Chef Chele Gonzalez of Gallery Vask and Arrozeria also reported his use of local ingredients even if he is a chef of Spanish origin. Though he would find it easier to use normal ingredients European chefs use, he strives to use local heirloom rice in his restaurant to help farmers promote the taste and value of this hard-to-find species. But definitely, these heirloom rice have no plastics or foreign matter in them. Safe and nutritious, it helps our IPs in Kalinga, Ifugao and Mountain Province have a sustainable livelihood while promoting good food.
Negros Island can be our model to spread the word about organic agriculture. Ifugao, Mountain Province and Kalinga, on the other hand, can be models for Heirloom rice. There’s a lot of good, clean and fair food but consumers have to be aware of these attributes when they eat in restaurants. Ask the chef how reliable his suppliers or purveyors are. Is the chef conscious about organic and fair trade?
We are now busy preparing for Wofex 2015 that will be held at SMX on August 5 to 8. Within those days we have designated August 7 as our full-day Slow Food Summit. If you care about good, clean and fair food, do join us. Whether you are a farmer, a processor, a chef or restaurant owner or an everyday consumer, you have a role to play. And there is no better way than hearing it from practitioners. Farmers and producers will be around to explain how they grow food. Chefs and restaurant owners will explain how they involve themselves in the Slow Food movement.

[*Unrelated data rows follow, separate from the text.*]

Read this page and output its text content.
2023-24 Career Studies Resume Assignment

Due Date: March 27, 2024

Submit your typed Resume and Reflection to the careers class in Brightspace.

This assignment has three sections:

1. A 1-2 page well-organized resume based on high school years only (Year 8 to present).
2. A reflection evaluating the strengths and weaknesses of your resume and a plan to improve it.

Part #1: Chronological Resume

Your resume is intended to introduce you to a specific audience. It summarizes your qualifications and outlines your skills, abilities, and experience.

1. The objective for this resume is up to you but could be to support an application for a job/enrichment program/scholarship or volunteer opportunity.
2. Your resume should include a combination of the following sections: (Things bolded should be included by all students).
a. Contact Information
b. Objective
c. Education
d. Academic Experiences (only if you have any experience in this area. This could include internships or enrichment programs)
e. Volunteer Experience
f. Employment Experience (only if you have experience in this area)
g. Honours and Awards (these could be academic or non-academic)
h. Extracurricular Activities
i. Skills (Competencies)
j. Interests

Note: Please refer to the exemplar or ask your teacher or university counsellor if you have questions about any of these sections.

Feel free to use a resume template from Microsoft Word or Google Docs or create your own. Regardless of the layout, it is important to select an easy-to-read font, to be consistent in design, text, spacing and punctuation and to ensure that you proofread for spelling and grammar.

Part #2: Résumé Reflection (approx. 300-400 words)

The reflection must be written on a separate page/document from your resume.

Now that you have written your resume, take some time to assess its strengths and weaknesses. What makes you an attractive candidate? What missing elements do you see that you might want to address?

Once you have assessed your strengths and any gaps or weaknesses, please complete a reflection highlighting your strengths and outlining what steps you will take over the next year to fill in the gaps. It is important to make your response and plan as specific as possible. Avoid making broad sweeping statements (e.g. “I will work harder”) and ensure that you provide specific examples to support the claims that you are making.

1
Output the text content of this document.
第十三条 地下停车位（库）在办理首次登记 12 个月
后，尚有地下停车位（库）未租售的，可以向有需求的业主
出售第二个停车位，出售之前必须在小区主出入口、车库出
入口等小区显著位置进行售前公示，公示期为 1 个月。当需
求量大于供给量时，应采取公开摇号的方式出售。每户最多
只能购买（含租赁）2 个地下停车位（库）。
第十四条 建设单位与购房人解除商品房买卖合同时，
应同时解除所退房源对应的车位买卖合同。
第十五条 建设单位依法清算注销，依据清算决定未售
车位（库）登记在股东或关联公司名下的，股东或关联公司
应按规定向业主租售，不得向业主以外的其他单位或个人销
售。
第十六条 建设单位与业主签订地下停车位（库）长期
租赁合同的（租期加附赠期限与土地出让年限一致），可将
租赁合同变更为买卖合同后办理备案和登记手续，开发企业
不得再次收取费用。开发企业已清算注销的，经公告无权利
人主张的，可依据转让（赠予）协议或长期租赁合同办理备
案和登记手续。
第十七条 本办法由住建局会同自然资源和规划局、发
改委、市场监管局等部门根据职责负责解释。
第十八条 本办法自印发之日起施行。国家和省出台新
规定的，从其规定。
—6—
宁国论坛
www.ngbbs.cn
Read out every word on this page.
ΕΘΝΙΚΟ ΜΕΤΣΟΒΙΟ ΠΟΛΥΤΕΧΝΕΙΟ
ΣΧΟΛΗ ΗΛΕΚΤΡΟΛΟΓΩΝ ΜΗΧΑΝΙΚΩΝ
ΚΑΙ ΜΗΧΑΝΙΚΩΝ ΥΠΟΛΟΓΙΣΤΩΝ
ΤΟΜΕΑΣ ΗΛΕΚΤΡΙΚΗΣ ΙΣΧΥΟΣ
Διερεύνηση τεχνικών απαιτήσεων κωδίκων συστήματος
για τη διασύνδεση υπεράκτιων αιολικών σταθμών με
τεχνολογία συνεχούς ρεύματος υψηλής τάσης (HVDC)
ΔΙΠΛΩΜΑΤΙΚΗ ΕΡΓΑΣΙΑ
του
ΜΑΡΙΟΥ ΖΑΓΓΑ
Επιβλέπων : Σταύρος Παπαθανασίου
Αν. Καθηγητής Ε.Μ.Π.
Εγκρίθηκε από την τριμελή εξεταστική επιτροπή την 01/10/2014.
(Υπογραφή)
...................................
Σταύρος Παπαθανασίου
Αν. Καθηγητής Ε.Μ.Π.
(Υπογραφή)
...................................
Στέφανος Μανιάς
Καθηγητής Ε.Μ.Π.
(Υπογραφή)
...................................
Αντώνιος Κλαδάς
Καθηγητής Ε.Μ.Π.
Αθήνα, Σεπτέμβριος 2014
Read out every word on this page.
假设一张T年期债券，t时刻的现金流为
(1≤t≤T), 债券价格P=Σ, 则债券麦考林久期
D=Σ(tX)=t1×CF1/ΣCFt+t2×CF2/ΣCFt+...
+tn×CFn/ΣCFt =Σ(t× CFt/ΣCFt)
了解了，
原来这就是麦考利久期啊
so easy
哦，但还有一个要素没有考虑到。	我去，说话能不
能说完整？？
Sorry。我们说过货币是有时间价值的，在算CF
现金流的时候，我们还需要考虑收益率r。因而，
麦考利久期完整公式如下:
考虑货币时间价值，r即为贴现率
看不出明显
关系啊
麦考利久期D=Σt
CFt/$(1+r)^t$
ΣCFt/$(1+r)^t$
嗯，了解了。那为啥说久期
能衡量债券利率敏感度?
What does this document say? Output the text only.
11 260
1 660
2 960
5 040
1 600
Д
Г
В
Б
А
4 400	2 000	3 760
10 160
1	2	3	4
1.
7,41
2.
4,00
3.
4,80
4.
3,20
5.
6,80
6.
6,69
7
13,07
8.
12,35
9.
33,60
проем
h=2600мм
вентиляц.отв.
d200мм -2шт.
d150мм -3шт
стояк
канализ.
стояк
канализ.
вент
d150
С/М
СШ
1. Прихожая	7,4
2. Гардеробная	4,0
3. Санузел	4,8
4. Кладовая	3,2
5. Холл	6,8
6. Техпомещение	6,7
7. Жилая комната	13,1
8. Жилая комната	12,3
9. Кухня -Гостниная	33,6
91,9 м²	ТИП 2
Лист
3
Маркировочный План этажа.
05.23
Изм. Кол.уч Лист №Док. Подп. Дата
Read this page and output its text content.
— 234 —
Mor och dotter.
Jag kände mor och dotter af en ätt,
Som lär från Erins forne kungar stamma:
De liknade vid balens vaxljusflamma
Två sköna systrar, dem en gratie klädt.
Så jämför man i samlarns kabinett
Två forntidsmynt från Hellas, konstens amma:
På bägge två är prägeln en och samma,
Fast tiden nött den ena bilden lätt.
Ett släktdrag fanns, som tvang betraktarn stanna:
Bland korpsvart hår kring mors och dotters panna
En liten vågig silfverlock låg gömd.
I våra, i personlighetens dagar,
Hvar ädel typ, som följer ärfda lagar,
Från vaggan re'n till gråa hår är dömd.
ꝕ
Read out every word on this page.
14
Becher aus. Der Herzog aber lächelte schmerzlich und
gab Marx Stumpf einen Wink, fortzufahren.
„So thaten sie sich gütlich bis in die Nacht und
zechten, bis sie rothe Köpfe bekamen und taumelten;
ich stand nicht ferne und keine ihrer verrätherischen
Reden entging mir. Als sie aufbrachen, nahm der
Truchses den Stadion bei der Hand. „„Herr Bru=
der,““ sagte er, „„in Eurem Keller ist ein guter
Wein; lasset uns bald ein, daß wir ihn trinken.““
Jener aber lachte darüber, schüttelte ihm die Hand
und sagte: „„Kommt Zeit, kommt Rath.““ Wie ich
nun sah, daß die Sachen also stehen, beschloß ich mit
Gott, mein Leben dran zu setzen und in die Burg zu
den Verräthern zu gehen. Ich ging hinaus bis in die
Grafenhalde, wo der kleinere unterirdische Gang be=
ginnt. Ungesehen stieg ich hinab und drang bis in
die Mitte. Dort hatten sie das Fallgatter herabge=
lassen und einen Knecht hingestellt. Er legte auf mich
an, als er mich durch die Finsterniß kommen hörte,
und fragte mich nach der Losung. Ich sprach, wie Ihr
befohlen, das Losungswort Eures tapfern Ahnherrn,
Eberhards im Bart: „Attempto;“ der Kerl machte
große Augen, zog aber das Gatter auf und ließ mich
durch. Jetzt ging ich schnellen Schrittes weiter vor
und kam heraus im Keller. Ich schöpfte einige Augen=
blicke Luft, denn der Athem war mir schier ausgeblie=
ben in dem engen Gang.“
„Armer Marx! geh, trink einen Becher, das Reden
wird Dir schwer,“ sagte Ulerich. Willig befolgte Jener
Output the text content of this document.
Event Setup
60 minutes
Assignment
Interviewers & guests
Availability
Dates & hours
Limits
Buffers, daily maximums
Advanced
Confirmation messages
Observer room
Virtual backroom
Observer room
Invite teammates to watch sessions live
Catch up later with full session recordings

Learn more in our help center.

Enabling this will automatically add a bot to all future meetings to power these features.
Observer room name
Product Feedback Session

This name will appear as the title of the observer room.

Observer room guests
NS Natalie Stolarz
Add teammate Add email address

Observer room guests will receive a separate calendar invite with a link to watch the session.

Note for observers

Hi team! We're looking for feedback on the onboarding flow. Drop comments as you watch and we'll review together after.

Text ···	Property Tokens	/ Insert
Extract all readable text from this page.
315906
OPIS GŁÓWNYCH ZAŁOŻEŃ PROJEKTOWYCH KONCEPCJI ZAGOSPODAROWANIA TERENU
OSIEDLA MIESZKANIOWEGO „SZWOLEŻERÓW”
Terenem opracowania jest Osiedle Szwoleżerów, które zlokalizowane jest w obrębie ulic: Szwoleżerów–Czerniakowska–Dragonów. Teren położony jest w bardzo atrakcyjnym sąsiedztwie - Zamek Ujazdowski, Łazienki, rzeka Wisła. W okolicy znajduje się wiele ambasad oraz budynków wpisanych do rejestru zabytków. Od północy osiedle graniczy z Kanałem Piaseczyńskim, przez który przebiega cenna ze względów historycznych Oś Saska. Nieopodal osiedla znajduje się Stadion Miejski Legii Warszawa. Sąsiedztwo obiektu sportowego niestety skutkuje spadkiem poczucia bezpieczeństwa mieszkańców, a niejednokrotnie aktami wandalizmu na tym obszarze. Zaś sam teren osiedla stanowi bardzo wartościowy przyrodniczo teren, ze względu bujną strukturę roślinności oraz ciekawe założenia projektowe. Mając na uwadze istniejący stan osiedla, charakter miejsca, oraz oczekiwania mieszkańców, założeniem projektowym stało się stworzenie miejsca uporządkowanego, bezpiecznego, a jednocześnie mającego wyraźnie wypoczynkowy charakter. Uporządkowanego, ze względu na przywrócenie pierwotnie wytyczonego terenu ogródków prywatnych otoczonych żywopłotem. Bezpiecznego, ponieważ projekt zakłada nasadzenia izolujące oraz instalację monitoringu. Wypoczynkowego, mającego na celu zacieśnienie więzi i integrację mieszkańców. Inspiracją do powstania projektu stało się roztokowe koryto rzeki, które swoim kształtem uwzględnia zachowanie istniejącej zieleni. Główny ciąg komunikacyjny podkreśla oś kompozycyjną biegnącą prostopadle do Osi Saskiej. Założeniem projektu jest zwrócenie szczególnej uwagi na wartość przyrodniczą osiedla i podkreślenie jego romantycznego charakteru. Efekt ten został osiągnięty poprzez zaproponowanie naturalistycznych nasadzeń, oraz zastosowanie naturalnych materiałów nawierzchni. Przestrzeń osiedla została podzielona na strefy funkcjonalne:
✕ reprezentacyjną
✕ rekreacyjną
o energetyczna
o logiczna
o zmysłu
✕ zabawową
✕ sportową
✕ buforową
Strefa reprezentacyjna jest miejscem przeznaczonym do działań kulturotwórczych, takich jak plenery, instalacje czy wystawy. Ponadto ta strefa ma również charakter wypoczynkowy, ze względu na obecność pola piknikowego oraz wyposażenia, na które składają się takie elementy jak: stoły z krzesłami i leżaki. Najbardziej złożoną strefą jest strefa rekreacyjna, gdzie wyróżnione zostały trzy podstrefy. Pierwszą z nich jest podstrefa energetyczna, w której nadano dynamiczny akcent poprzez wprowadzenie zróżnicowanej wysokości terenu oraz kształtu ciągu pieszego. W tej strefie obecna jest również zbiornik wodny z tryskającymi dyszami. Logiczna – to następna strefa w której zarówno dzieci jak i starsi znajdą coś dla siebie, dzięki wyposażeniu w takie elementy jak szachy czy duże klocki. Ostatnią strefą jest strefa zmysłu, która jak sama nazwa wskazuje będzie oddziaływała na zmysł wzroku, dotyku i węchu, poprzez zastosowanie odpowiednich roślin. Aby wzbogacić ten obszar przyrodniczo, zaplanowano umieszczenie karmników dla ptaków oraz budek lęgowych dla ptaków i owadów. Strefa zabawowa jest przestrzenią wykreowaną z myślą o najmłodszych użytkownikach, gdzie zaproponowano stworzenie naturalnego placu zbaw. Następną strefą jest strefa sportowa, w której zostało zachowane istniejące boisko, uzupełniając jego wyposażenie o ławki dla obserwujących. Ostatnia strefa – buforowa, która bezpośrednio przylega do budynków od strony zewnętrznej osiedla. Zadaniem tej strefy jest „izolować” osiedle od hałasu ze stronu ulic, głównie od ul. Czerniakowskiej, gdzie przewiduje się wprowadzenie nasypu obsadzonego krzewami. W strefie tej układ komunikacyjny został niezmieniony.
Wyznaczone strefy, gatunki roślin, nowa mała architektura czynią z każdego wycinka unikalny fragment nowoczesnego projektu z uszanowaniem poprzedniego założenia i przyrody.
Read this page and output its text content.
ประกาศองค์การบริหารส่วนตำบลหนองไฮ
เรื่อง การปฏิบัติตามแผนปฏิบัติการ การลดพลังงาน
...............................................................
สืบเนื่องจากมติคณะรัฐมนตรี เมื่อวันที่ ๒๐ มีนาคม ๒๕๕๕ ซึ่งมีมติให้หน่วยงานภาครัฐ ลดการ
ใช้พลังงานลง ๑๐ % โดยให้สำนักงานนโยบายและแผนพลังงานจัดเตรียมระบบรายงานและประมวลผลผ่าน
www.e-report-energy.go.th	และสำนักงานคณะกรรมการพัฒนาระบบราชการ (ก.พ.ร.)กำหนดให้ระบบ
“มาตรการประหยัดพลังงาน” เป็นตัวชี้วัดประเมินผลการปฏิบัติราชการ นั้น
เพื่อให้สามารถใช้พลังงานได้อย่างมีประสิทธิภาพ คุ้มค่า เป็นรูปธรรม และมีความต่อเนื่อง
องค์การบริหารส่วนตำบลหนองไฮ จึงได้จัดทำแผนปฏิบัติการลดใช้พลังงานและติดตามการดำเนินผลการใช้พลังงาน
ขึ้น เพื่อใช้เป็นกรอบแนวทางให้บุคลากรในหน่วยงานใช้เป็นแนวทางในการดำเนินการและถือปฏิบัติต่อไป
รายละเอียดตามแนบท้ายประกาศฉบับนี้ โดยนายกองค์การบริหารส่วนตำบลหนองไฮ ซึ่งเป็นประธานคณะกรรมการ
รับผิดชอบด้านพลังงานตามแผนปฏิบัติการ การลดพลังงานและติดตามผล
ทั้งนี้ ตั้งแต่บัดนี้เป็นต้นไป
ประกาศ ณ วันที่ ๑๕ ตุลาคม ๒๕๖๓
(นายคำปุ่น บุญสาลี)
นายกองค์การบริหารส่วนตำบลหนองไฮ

If you wish to be part of this growing grassroots movement, just log on to www.slowfood.com. All it takes is Euro 10 to join our hundred or so members in the Philippines. The next international show called Asio Gusto is in KIntex, Gyeonggi Province (near Seoul) in South Korea in November and in 2016 it’s back to Turin, Italy.
In the meantime, come and join us in Wofex. Talk to organic farmers and slow food believers. There is a way to feed the world food that is good, clean and fair. And it may just come from your own farm, too.